Si à l'extérieur, tous les hommes profitent de leur quarante ans, moi je m'en fous. Quand j'avais vraiment quarante ans, je faisais du ski, du judo, du vélo. J'avais un travail passionnant, je rencontrais une multitude de personnes. J'avais une vie sociale quoi ! Des amis, une femme et des enfants qui faisaient leurs études. Le soir, nous nous retrouvions pour prendre le repas, c'était merveilleux. Oui, j'ai encore quarante ans pour la seconde fois de ma vie et je suis terriblement malheureux. Je ne ressens plus aucun besoin, aucune envie ; ni faim, ni soif, ni sommeil, même pas envie d'aller aux toilettes … Rien, le néant. Je suis là, jeune, beau (enfin je me trouve beau), en pleine force de l'âge mais impuissant et inutile enfermé dans cette maudite salle de bains.

 

  • Combien de passages encore ? Je ne vais quand même pas retourner à l'enfance et je ne m'imagine surtout pas bébé tétant le sein de ma mère, ou alors dans les … Non je ne préfère pas y penser !

  

Je sais que mon évasion ne peut se faire que par le miroir. Alors je dois m'y résigner bien que cela ne m'enchante guère.

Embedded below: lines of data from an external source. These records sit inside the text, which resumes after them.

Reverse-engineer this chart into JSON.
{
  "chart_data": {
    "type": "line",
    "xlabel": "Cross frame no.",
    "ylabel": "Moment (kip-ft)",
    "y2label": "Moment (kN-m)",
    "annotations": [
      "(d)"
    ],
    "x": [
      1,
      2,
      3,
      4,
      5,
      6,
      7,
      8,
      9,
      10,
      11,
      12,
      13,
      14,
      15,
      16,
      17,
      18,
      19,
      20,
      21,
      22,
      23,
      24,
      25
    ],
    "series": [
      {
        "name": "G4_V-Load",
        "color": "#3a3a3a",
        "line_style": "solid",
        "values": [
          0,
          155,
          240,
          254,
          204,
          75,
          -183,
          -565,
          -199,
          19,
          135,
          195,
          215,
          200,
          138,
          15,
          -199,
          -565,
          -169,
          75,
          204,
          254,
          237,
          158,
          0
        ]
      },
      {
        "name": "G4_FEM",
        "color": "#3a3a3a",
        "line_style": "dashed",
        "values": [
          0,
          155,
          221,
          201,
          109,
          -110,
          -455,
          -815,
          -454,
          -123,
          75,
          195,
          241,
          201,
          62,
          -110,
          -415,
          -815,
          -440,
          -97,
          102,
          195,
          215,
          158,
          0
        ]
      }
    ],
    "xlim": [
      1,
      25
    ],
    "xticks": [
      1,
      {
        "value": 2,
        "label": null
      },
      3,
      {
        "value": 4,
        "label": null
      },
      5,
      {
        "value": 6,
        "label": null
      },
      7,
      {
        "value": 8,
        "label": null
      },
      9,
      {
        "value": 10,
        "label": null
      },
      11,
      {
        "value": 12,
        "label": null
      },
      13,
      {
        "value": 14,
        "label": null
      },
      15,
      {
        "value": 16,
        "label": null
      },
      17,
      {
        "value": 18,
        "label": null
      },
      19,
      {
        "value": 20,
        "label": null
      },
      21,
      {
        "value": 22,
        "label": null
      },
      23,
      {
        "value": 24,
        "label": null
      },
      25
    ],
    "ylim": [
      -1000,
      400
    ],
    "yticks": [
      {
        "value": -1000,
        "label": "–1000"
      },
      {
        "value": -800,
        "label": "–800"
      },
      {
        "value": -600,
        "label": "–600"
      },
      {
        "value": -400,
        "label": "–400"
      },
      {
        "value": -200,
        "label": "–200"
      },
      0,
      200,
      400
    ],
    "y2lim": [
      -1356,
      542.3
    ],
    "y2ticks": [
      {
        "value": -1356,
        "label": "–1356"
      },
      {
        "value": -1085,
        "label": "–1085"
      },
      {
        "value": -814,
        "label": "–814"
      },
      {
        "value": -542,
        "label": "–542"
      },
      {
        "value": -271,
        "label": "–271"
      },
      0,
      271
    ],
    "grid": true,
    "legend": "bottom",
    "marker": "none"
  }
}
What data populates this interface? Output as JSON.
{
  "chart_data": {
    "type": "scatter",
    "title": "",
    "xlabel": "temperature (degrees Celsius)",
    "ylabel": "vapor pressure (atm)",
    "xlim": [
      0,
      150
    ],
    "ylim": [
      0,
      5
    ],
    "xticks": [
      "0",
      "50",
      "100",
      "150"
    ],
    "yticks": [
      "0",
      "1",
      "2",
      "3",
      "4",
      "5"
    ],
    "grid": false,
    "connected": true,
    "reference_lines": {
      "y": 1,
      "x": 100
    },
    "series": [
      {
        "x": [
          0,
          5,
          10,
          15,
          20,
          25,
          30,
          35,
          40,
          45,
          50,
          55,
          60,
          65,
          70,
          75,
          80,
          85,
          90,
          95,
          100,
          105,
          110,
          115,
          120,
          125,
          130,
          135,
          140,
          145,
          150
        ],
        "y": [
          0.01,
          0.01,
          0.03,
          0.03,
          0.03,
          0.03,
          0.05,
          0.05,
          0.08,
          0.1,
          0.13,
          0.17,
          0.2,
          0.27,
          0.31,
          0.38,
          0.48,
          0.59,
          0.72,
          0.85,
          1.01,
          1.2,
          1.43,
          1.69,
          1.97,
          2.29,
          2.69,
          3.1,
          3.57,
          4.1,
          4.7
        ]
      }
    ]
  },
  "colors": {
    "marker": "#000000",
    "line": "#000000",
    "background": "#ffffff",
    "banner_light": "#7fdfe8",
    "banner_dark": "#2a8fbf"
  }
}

Je me rapproche de ce maudit miroir, je le toise, le défie puis décide de m'y plonger, tête la première. Qu'ai-je à perdre ? Nous sommes maintenant en 1962 ; Norma Jeane Baker, dite Marylin Monroe vient d'être retrouvée morte dans sa chambre. Georges Pompidou est le premier ministre du gouvernement français et Jean Foyer devient ministre de la Justice. Je regarde mon reflet. J'ai trente ans. La belle affaire ! Je regarde à peine ma nouvelle silhouette avant de me laisser aspirer une nouvelle fois par le miroir au fluide glacial.

 

Vingt ans. Je déprime, je coupe la radio et déchire le calendrier. Je sais que je suis condamné, il n'y a aucun retour possible. Que le diable prenne mon âme puisque c'est sa volonté ; du fond de la salle de bains, je me jette dans le miroir. Il s'est passé quelque chose, je ne vois plus mon reflet dans le miroir, d'ailleurs je ne vois plus le miroir. La pièce me semble plus grande qu'à l'habitude. Mais c'est vrai, je n'ai que dix ans. Je me hisse sur la pointe des pieds pour observer ce drôle de gamin avec les cheveux en bataille. Un corps d'enfant mais des souvenirs et une expérience d'un homme. J'avance lentement le doigt avec cette peur de l'inconnu … si je persiste cette mutation sera obligatoirement la dernière. Que serais-je dans quelques minutes, un nouveau-né gisant sur le carrelage froid d'une salle de bains ou ce spermatozoïde qui se bat pour une pôle position ? Plus que quelques centimètres, du bout des pieds, je m'étire lorsque soudain la porte s'ouvre. Ma mère, les poings sur les hanches, me donne une tape sur l'arrière de la tête.

 

  • Je t'ai déjà dit de ne pas mettre tes doigts sur la glace. Ce n'est pas toi qui la nettoie, tu ne crois pas que j'ai assez de travail ?

 

Je n'ai même pas le temps de réagir qu'elle a déjà refermé la porte. Mais je suis sauvé. La porte est débloquée. Je suis fou de joie. Je vais recommencer ma vie à dix ans, éviter les erreurs de parcours de la vie antérieure et être probablement considéré comme un génie, un surdoué avec mes connaissances d'homme. Je me jette sur la porte, abaisse la poignée, tire, … tire encore … rien. La porte ne s'ouvre pas. Je crie jusqu'à m'époumoner. Ma maman va revenir pour me libérer … mais un silence inquiétant répond à mes appels. J'alterne entre des phases de confiance et des temps de complètes désespérances. Survivre sans but et sans idéal ou franchir cette ultime étape. Je me hisse jusqu'à cette saloperie de miroir, mon corps frigorifié le traverse. La peur de cette ultime mutation m'a fait fermer les yeux. Je les garde encore fermés une fois de l'autre côté. Mais je suis vivant, je le sais, je le sens. Je risque un œil. Ma vue se trouble en découvrant le vieil homme qui me fait face et qui me regarde aussi en clignant des yeux.

 

  • Mais c'est moi ? C'est bien moi. Je suis redevenu vieux !

 

Je veux savoir. Je reconstitue le calendrier que j'avais déchiré … 2012. Je suis revenu dans ma vie. Vieux mais tellement heureux. Je vais revivre, retrouver ma Jacqueline, mon adorée, ma vie. Je vais profiter intensément de mes dernières années. La vie est belle d'autant que je parviens à ouvrir la porte sans aucune difficulté. Je suis dans ma maison.

 

  • Jacqueline chérie, où es-tu ?

  • Je suis dans la cuisine, me répond une voix que je reconnais entre mille.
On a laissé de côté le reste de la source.